BUENOS AIRES (May. 23)
Peru’s Jewish community is closely watching the country’s presidential runoff election, especially a controversial candidate, Ollanta Humala. Jewish businessmen and intellectuals are especially concerned that Peru, under a nationalist like Humala, could turn into a hotbed of anti-American and anti-European attitudes similar to Hugo Chavez’s Venezuela and Evo Morales’ Bolivia, said Guillermo Bronstein, leading rabbi of Lima’s largest synagogue, Asociacion Judia 1870.
Humala, a retired army colonel who was dismissed after leading a failed coup in 2000, won the first round of voting April 9, but his 31 percent fell short of the 50 percent needed for outright victory.
After a drawn-out recount, the former president Alan Garcia, a center-left candidate, will face Humala in the June 4 runoff. Garcia edged a center-right candidate, Lourdes Flores, by 24.4 percent to 23.6 percent.
Bronstein is quick to note that his statements on the election are merely his own perspective. That hints at the divisions in Peru’s Jewish community, which is small — some 3,000 in a country of 24 million — but economically and politically powerful.
“Nobody has the right to speak or give opinions as if they were representative of the Peruvian Jewish community,” Bronstein said.
Bronstein says support for Humala from an important Jewish community leader — “not in our congregation, mind you” — has made a difficult situation even worse.
He was referring to Luis Mekler, president of the Peruvian Jewish Association. Mekler used to be one of Humala’s major critics for alleged anti-Semitism and xenophobia, but has become one of his most ardent supporters as a candidate for Congress on Humala’s slate.
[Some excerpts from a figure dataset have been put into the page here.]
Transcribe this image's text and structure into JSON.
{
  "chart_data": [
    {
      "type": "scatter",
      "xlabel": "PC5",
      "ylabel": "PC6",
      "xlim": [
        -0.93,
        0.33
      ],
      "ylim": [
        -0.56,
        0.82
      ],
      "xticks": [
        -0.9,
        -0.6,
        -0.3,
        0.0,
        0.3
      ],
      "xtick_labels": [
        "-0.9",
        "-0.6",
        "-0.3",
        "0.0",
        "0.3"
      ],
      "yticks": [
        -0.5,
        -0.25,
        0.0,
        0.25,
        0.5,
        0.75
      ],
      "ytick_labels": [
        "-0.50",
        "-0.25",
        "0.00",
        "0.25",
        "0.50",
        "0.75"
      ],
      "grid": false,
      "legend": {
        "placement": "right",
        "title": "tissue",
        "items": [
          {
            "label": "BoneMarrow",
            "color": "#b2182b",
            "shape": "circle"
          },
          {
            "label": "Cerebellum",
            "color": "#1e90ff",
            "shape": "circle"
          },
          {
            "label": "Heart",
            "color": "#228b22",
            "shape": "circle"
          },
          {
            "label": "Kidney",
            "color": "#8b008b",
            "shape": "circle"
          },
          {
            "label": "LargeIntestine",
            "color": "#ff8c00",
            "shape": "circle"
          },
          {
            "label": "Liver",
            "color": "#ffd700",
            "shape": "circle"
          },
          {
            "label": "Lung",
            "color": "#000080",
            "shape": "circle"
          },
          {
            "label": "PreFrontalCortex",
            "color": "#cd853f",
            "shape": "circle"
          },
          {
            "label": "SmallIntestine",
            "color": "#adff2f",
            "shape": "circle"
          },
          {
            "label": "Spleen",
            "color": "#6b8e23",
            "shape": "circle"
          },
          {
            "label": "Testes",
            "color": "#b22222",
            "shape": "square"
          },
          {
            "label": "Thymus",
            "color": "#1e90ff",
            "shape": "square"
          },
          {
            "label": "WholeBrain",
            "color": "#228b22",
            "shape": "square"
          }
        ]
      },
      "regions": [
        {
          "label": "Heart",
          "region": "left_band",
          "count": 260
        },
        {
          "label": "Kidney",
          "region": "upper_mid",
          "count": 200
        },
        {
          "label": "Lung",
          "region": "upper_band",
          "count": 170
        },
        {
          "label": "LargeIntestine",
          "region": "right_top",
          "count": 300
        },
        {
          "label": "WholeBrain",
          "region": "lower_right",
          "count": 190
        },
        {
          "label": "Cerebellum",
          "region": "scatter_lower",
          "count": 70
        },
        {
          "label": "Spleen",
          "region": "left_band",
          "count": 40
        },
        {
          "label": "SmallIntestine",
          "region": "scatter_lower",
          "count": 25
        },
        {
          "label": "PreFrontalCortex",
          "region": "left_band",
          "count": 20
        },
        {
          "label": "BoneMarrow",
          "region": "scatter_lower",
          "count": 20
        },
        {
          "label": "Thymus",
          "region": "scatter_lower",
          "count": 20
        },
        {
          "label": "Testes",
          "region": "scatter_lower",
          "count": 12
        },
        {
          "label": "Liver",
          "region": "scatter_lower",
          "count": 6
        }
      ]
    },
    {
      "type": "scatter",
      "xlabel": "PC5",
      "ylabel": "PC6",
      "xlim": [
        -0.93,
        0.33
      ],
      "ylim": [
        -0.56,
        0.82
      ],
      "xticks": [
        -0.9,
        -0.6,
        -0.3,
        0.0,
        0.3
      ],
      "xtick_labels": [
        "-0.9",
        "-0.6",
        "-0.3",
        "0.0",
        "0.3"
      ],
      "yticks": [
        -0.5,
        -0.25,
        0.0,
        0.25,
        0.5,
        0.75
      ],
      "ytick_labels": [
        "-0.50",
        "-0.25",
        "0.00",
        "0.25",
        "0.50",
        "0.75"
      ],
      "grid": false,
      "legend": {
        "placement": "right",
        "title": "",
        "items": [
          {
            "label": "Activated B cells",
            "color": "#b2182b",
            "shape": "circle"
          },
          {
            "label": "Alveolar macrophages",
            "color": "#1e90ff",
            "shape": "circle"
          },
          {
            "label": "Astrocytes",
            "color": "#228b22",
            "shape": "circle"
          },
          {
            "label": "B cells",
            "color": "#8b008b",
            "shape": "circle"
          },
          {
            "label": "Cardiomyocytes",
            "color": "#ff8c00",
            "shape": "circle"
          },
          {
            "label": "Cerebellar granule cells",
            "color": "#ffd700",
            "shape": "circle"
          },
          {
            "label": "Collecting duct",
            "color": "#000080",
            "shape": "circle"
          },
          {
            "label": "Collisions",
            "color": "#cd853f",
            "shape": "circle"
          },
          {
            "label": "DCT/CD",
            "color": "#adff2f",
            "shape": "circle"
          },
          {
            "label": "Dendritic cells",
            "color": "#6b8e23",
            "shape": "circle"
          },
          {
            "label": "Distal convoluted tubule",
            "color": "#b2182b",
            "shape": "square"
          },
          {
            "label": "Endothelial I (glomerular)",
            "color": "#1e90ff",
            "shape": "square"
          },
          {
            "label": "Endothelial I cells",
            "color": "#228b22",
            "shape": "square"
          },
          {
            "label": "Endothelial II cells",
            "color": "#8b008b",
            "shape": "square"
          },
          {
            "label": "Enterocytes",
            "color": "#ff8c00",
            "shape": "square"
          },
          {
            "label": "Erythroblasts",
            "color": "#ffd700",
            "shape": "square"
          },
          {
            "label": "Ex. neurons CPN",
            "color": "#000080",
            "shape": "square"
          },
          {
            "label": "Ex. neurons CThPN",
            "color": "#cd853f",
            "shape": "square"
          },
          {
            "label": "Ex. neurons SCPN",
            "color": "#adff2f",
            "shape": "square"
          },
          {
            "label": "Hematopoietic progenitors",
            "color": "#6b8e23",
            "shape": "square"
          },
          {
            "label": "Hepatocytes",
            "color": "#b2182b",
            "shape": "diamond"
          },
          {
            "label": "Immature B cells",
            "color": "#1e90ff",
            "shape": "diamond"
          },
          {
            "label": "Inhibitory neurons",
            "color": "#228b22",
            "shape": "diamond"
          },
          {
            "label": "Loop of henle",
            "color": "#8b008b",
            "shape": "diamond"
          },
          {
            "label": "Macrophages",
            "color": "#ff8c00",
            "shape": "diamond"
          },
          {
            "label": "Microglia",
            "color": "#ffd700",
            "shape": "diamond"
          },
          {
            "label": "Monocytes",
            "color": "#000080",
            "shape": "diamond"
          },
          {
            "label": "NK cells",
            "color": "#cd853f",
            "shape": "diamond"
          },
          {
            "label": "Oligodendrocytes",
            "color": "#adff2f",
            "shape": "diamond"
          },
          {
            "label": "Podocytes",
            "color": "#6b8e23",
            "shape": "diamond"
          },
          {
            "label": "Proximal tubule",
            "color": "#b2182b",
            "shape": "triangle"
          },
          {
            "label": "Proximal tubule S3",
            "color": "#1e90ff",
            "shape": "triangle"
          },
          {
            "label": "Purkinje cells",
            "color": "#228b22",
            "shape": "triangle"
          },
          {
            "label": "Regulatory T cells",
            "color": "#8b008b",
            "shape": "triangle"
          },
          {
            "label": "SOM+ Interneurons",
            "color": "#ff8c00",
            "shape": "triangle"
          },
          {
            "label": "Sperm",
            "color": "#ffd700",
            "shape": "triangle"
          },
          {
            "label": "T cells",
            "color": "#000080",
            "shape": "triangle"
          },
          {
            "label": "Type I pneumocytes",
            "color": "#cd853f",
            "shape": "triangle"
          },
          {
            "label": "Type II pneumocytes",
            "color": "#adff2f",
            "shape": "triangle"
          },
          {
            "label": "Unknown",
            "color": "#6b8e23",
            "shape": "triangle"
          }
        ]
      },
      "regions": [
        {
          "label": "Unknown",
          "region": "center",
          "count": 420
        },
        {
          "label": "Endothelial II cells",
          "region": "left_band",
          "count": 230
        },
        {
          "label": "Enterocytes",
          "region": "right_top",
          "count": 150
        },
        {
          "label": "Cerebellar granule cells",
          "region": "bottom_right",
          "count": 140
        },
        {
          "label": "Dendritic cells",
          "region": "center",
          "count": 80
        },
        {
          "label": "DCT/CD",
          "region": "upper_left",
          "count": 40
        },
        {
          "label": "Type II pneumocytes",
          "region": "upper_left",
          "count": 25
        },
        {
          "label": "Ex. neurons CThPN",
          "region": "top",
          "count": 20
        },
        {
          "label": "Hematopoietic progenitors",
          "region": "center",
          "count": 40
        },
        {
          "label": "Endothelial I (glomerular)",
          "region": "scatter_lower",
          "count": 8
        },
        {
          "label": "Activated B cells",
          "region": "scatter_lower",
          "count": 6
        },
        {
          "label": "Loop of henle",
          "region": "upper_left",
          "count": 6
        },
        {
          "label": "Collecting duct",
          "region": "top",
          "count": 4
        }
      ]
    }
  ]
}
In December 2005, Mekler called Humala “a wolf dressed in sheep’s clothing” and claimed he was hiding his anti-Semitism as part of his election strategy. Mekler said Humala and his brother, who were trying to organize an indigenous nationalist movement, used anti-Semitic language and showed a “deep-rooted hatred toward Jews” at the start of their campaign.
Later that month, however, Mekler said Humala had “convinced me that he was not anti-Semitic,” and he joined his slate for April elections.
Attempts to reach Mekler for comment were unsuccessful.
“There is fear in our community over what will happen to Peruvian-Israeli relations if Humala is elected, and we are a Jewish community with strong ties to Israel,” Bronstein said.
Still, most of the Jewish community has not publicly stated its preferences, “although one could certainly say that Garcia has more friends within the Jewish community,” Bronstein said.
Garcia also carries some baggage. During his 1985-1990 presidency, Peru suffered hyperinflation and violence from the Shining Path, a Marxist guerrilla group. His administration also was hounded by charges of corruption.
The formerly radical Garcia claims to have developed a more moderate stance, market-friendly and not hostile to Washington. Some observers say he has been helped by verbal sparring in the media with Chavez, as well as the latter’s open support for Humala.
Polls give Garcia a 10- to 12-point lead, though Bronstein believes the polls could be deceptive.
“Those numbers really don’t mean much historically in Peru when you realize that 35 or 40 percent of the electorate doesn’t decide who they will vote for until the moment they cast their ballot,” Bronstein said.
Chavez has irked many Peruvians by publicly supporting Humala and ridiculing Garcia.
“What Chavez has done is galvanize support for Garcia by sticking his nose in the election,” said Bronstein, who believes Garcia’s expected advantage is due in great part to popular reaction against Chavez’s comments. “Garcia has completely distanced himself from Chavez’s policies.”